I can show this by arguing that if $X=Y$ then clearly by the difference in dimension, that $X\cup Y\neq V$. If $X\neq Y$ then there is a member, $x$, in the basis of $X$ that in not in $Y$ and vice versa. Then $x+y\not\in X\cup Y$ but is in $V$.
Is this argument valid? Is there a more elegant/simpler argument?
Thanks!
The argument is correct and seems pretty elegant already, up to some minor issues of exposition.
Maybe it is also elegant to discuss generalizations?
The exact number of proper subspaces needed to cover any vector space (of any dimension greater than or equal to $2$, including any infinite dimension) over any field $F$ is computed in this note. (It was also computed independently by A. Khare at around the same time.) Namely, the number of subspaces required is $\# F + 1$ unless $F$ and $\operatorname{dim}_F V$ are both infinite, in which case it is $\aleph_0$. In particular, since any field has at least two elements, this linear covering number is always at least $3$. Moreover it is equal to three iff $F = \mathbb{F}_2$.

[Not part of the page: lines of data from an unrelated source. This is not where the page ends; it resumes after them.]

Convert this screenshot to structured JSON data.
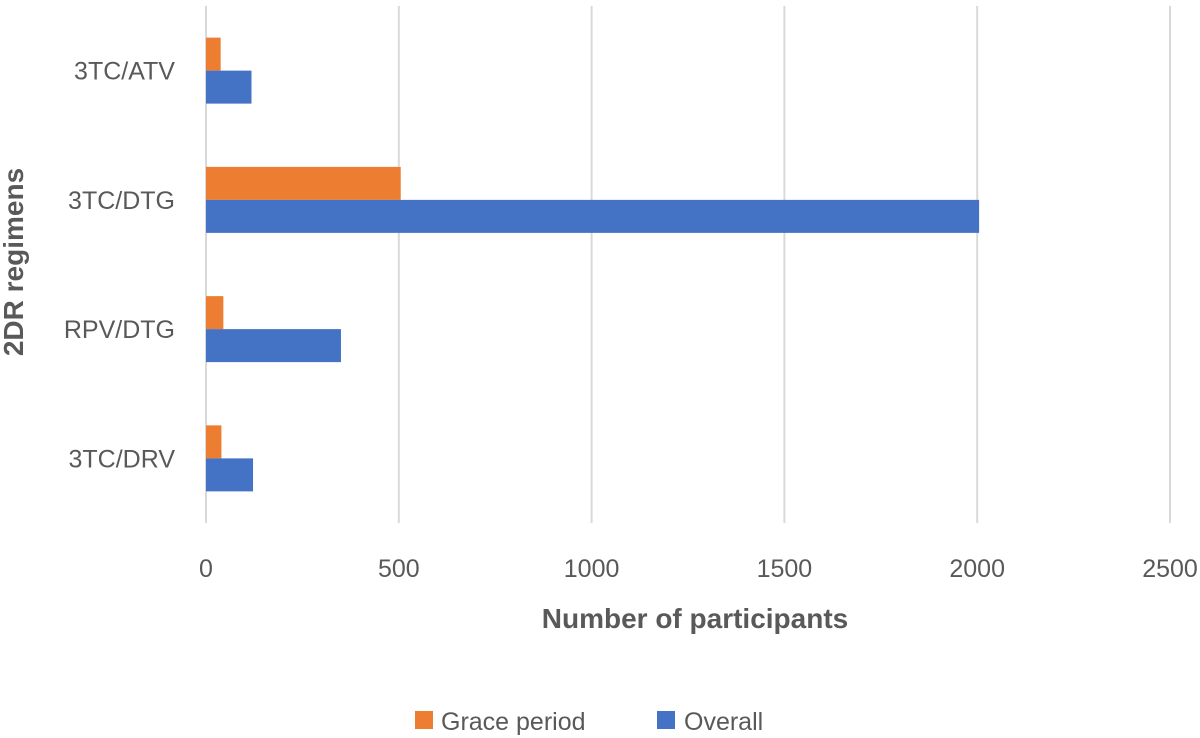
{
  "chart_data": {
    "type": "bar",
    "orientation": "horizontal",
    "categories": [
      "3TC/ATV",
      "3TC/DTG",
      "RPV/DTG",
      "3TC/DRV"
    ],
    "series": [
      {
        "name": "Grace period",
        "color": "#ED7D31",
        "values": [
          38,
          505,
          45,
          40
        ]
      },
      {
        "name": "Overall",
        "color": "#4472C4",
        "values": [
          118,
          2005,
          350,
          122
        ]
      }
    ],
    "xlabel": "Number of participants",
    "ylabel": "2DR regimens",
    "xlim": [
      0,
      2500
    ],
    "xticks": [
      0,
      500,
      1000,
      1500,
      2000,
      2500
    ],
    "grid": "vertical",
    "legend": "bottom"
  }
}
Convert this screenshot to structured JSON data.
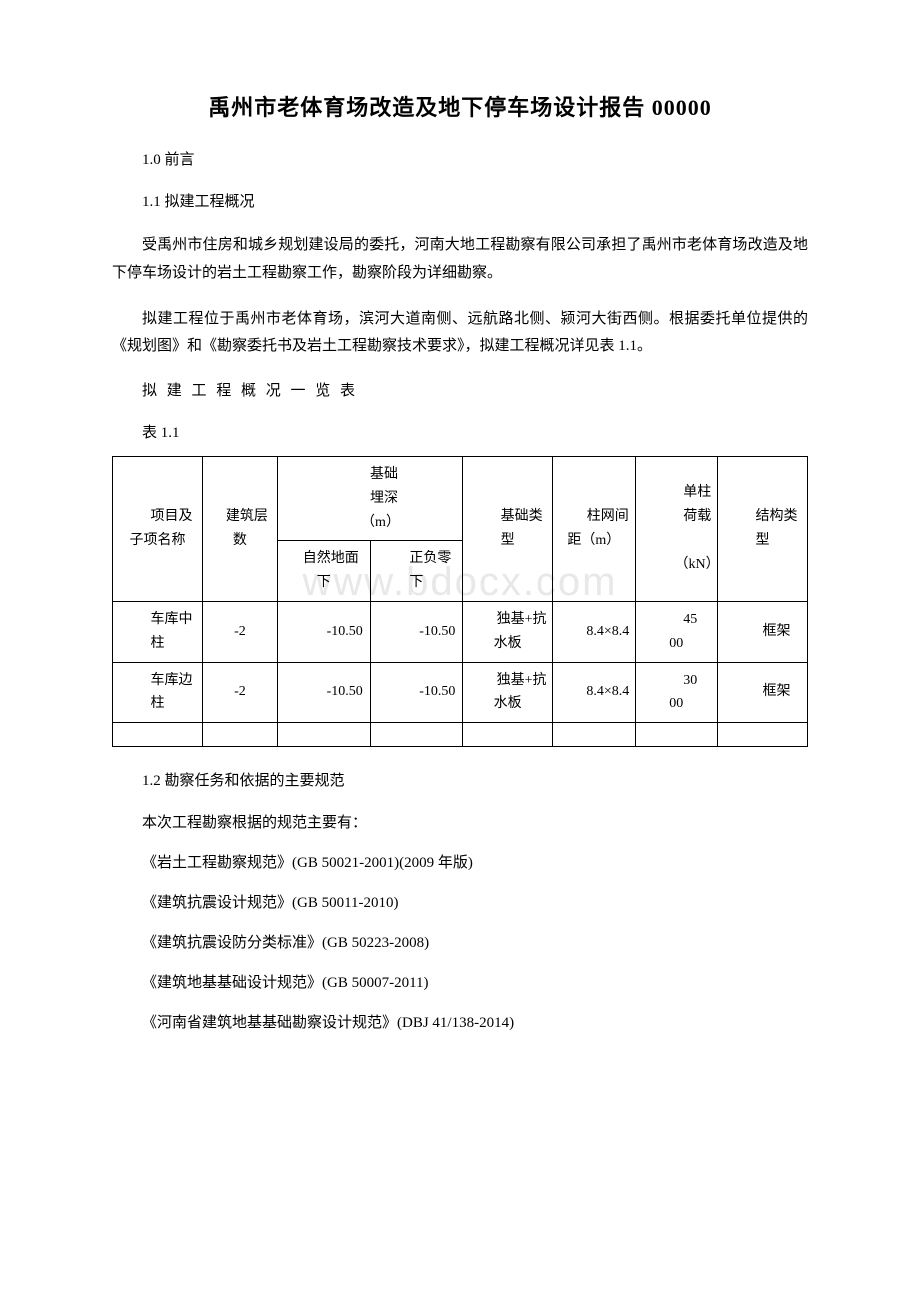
{
  "watermark": "www.bdocx.com",
  "title": "禹州市老体育场改造及地下停车场设计报告 00000",
  "sections": {
    "s1_0": "1.0 前言",
    "s1_1": "1.1 拟建工程概况",
    "para1": "受禹州市住房和城乡规划建设局的委托，河南大地工程勘察有限公司承担了禹州市老体育场改造及地下停车场设计的岩土工程勘察工作，勘察阶段为详细勘察。",
    "para2": "拟建工程位于禹州市老体育场，滨河大道南侧、远航路北侧、颍河大街西侧。根据委托单位提供的《规划图》和《勘察委托书及岩土工程勘察技术要求》，拟建工程概况详见表 1.1。",
    "table_title": "拟 建 工 程 概 况 一 览 表",
    "table_num": "表 1.1",
    "s1_2": "1.2 勘察任务和依据的主要规范",
    "para3": "本次工程勘察根据的规范主要有：",
    "ref1": "《岩土工程勘察规范》(GB 50021-2001)(2009 年版)",
    "ref2": "《建筑抗震设计规范》(GB 50011-2010)",
    "ref3": "《建筑抗震设防分类标准》(GB 50223-2008)",
    "ref4": "《建筑地基基础设计规范》(GB 50007-2011)",
    "ref5": "《河南省建筑地基基础勘察设计规范》(DBJ 41/138-2014)"
  },
  "table": {
    "headers": {
      "project_name": "项目及子项名称",
      "floors": "建筑层数",
      "depth_main": "基础",
      "depth_main2": "埋深",
      "depth_unit": "（m）",
      "depth_sub1": "自然地面下",
      "depth_sub2": "正负零下",
      "foundation": "基础类型",
      "span": "柱网间距（m）",
      "load": "单柱荷载",
      "load_unit": "（kN）",
      "structure": "结构类型"
    },
    "rows": [
      {
        "name": "车库中柱",
        "floors": "-2",
        "depth1": "-10.50",
        "depth2": "-10.50",
        "foundation": "独基+抗水板",
        "span": "8.4×8.4",
        "load": "4500",
        "structure": "框架"
      },
      {
        "name": "车库边柱",
        "floors": "-2",
        "depth1": "-10.50",
        "depth2": "-10.50",
        "foundation": "独基+抗水板",
        "span": "8.4×8.4",
        "load": "3000",
        "structure": "框架"
      }
    ]
  }
}
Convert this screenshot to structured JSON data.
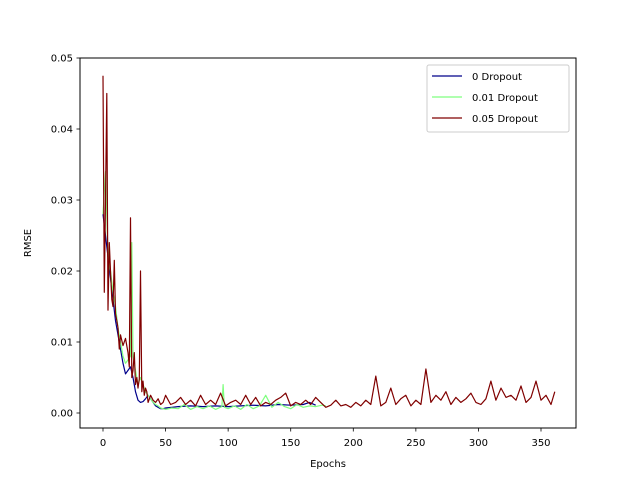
{
  "chart_data": {
    "type": "line",
    "title": "",
    "xlabel": "Epochs",
    "ylabel": "RMSE",
    "xlim": [
      -17,
      375
    ],
    "ylim": [
      -0.0025,
      0.05
    ],
    "xticks": [
      0,
      50,
      100,
      150,
      200,
      250,
      300,
      350
    ],
    "xtick_labels": [
      "0",
      "50",
      "100",
      "150",
      "200",
      "250",
      "300",
      "350"
    ],
    "yticks": [
      0.0,
      0.01,
      0.02,
      0.03,
      0.04,
      0.05
    ],
    "ytick_labels": [
      "0.00",
      "0.01",
      "0.02",
      "0.03",
      "0.04",
      "0.05"
    ],
    "grid": false,
    "legend_position": "upper right",
    "series": [
      {
        "name": "0 Dropout",
        "color": "#00008b",
        "x_range": [
          0,
          170
        ],
        "x": [
          0,
          2,
          4,
          6,
          8,
          10,
          12,
          14,
          16,
          18,
          20,
          22,
          24,
          26,
          28,
          30,
          32,
          34,
          36,
          38,
          40,
          42,
          44,
          46,
          48,
          50,
          55,
          60,
          70,
          80,
          90,
          100,
          110,
          120,
          130,
          140,
          150,
          160,
          165,
          170
        ],
        "values": [
          0.028,
          0.025,
          0.022,
          0.019,
          0.016,
          0.013,
          0.011,
          0.009,
          0.007,
          0.0055,
          0.006,
          0.0065,
          0.005,
          0.003,
          0.0018,
          0.0015,
          0.0016,
          0.002,
          0.0025,
          0.002,
          0.0015,
          0.001,
          0.0008,
          0.0006,
          0.0006,
          0.0007,
          0.0008,
          0.0009,
          0.001,
          0.0009,
          0.001,
          0.0009,
          0.001,
          0.0011,
          0.001,
          0.0012,
          0.0011,
          0.0012,
          0.0015,
          0.0011
        ]
      },
      {
        "name": "0.01 Dropout",
        "color": "#7fff7f",
        "x_range": [
          0,
          178
        ],
        "x": [
          0,
          2,
          4,
          6,
          8,
          10,
          12,
          14,
          16,
          18,
          20,
          22,
          23,
          24,
          26,
          28,
          30,
          32,
          34,
          36,
          38,
          40,
          42,
          44,
          46,
          48,
          50,
          55,
          60,
          65,
          70,
          75,
          80,
          85,
          90,
          95,
          96,
          97,
          100,
          105,
          110,
          115,
          120,
          125,
          130,
          135,
          140,
          145,
          150,
          155,
          160,
          165,
          170,
          175,
          178
        ],
        "values": [
          0.028,
          0.034,
          0.022,
          0.02,
          0.017,
          0.015,
          0.012,
          0.01,
          0.008,
          0.007,
          0.0075,
          0.008,
          0.024,
          0.008,
          0.006,
          0.004,
          0.005,
          0.004,
          0.003,
          0.0025,
          0.002,
          0.0015,
          0.0012,
          0.001,
          0.0007,
          0.0006,
          0.0005,
          0.0007,
          0.0006,
          0.0012,
          0.0005,
          0.0009,
          0.0006,
          0.001,
          0.0005,
          0.0009,
          0.004,
          0.0008,
          0.0006,
          0.001,
          0.0005,
          0.0012,
          0.0006,
          0.001,
          0.0025,
          0.0008,
          0.0015,
          0.0009,
          0.0006,
          0.0012,
          0.0008,
          0.001,
          0.0009,
          0.0011,
          0.001
        ]
      },
      {
        "name": "0.05 Dropout",
        "color": "#800000",
        "x_range": [
          0,
          361
        ],
        "x": [
          0,
          1,
          2,
          3,
          4,
          5,
          6,
          7,
          8,
          9,
          10,
          11,
          12,
          13,
          14,
          16,
          18,
          20,
          21,
          22,
          23,
          24,
          25,
          26,
          27,
          28,
          29,
          30,
          31,
          32,
          33,
          34,
          35,
          36,
          38,
          40,
          42,
          44,
          46,
          48,
          50,
          54,
          58,
          62,
          66,
          70,
          74,
          78,
          82,
          86,
          90,
          94,
          98,
          102,
          106,
          110,
          114,
          118,
          122,
          126,
          130,
          134,
          138,
          142,
          146,
          150,
          154,
          158,
          162,
          166,
          170,
          174,
          178,
          182,
          186,
          190,
          194,
          198,
          202,
          206,
          210,
          214,
          218,
          222,
          226,
          230,
          234,
          238,
          242,
          246,
          250,
          254,
          258,
          262,
          266,
          270,
          274,
          278,
          282,
          286,
          290,
          294,
          298,
          302,
          306,
          310,
          314,
          318,
          322,
          326,
          330,
          334,
          338,
          342,
          346,
          350,
          354,
          358,
          361
        ],
        "values": [
          0.0475,
          0.017,
          0.03,
          0.045,
          0.0145,
          0.024,
          0.02,
          0.016,
          0.015,
          0.0215,
          0.014,
          0.013,
          0.012,
          0.009,
          0.011,
          0.0095,
          0.0105,
          0.0085,
          0.0065,
          0.0275,
          0.005,
          0.006,
          0.0085,
          0.004,
          0.005,
          0.0035,
          0.0048,
          0.02,
          0.003,
          0.0045,
          0.0025,
          0.0035,
          0.003,
          0.0015,
          0.0025,
          0.0018,
          0.0015,
          0.002,
          0.0012,
          0.0015,
          0.0025,
          0.0012,
          0.0015,
          0.0022,
          0.0012,
          0.0018,
          0.001,
          0.0025,
          0.0012,
          0.0018,
          0.0012,
          0.0028,
          0.001,
          0.0015,
          0.0018,
          0.0012,
          0.0025,
          0.0012,
          0.0022,
          0.001,
          0.0015,
          0.0012,
          0.0018,
          0.0022,
          0.0028,
          0.001,
          0.0015,
          0.0012,
          0.0018,
          0.0012,
          0.0022,
          0.0015,
          0.0008,
          0.0011,
          0.0018,
          0.001,
          0.0012,
          0.0008,
          0.0015,
          0.001,
          0.0018,
          0.0012,
          0.0052,
          0.001,
          0.0015,
          0.0035,
          0.0012,
          0.002,
          0.0025,
          0.001,
          0.0018,
          0.0012,
          0.0062,
          0.0015,
          0.0025,
          0.0018,
          0.003,
          0.0012,
          0.0022,
          0.0015,
          0.002,
          0.0028,
          0.0015,
          0.0012,
          0.002,
          0.0045,
          0.0018,
          0.0035,
          0.0022,
          0.0025,
          0.0018,
          0.0038,
          0.0015,
          0.0022,
          0.0045,
          0.0018,
          0.0025,
          0.0012,
          0.003
        ]
      }
    ]
  },
  "legend": {
    "items": [
      {
        "label": "0 Dropout",
        "color": "#00008b"
      },
      {
        "label": "0.01 Dropout",
        "color": "#7fff7f"
      },
      {
        "label": "0.05 Dropout",
        "color": "#800000"
      }
    ]
  }
}
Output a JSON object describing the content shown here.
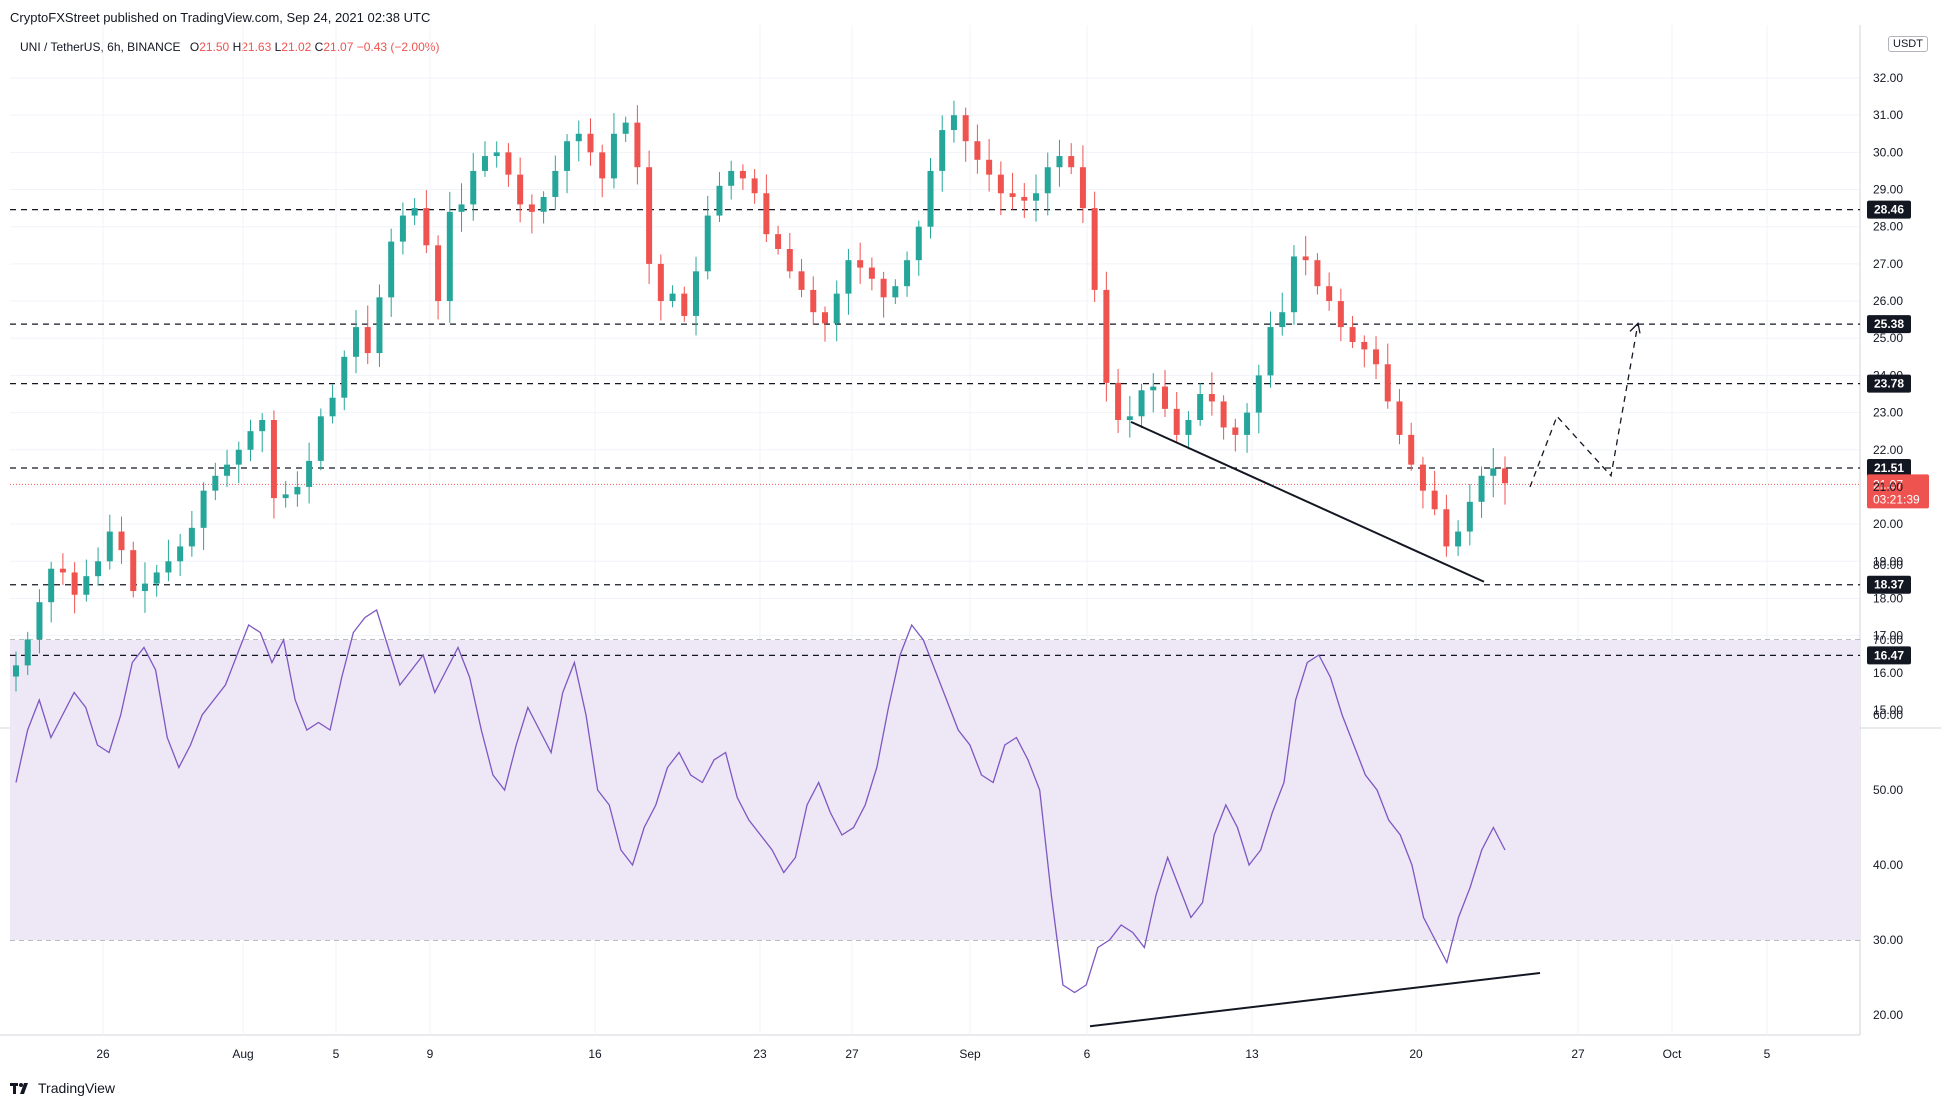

No group $G$ is a union of two proper subgroups $H_1$, $H_2$. The OP's proof works to prove this as well! We are clearly in trouble if either $H_1$ is contained in $H_2$ or $H_2$ is contained in $H_1$, so assume not and let $h_1 \in H_1 \setminus H_2, \ h_2 \in H_2 \setminus H_1$. But then $h_1 h_2$ does not lie in either $H_1$ or $H_2$, so $H_1 \cup H_2 \subsetneq G$. (Actually we proved something stronger: the union of two subgroups of a group is not itself a subgroup except in the trivial case in which one subgroup contains the other.)
There are some interesting relations between 1) and 2). For instance, 1) shows that there are infinitely many groups which can be written as a union of $3$ subgroups: namely, for any index set $I$ with at least two elements, we may take $V_I = \bigoplus_{i \in I} \mathbb{Z}/2\mathbb{Z}$, a special case of 1) above. The proof of 1) in this case is just the observation that $V_2 = (\mathbb{Z}/2\mathbb{Z})^2$ can be covered by three proper subgroups, and any group $V_I$ as above has $V_2$ as a quotient, so can also be covered by three proper subgroups...namely the preimages of the covering subgroups under the quotient map.
In other words, we have shown that a group which has the Klein four-group $V_2$ as a quotient can be covered by $3$ proper subgroups. As 1) above may suggest, the converse is also true: these are the only groups which can be covered by $3$ proper subgroups. As I recall, the proof of this is still rather short and elementary.
Much more is true along the above lines. For any positive integer $n$, there is a unique minimal finite set $S(n)$ of isomorphism classes of finite groups such that any group $G$ can be covered by $n$ proper subgroups (and not by fewer) iff $G$ has a quotient isomorphic to some $K \in S(n)$. Trivially $S(1) = \varnothing$. Above we showed that $S(2) = \varnothing$ and claimed that $S(3) = \{ V_2\}$. The above claim is proved in this recent paper of M.(ira) Bhargava. She also gives $S(n)$ explicitly up to $n = 7$.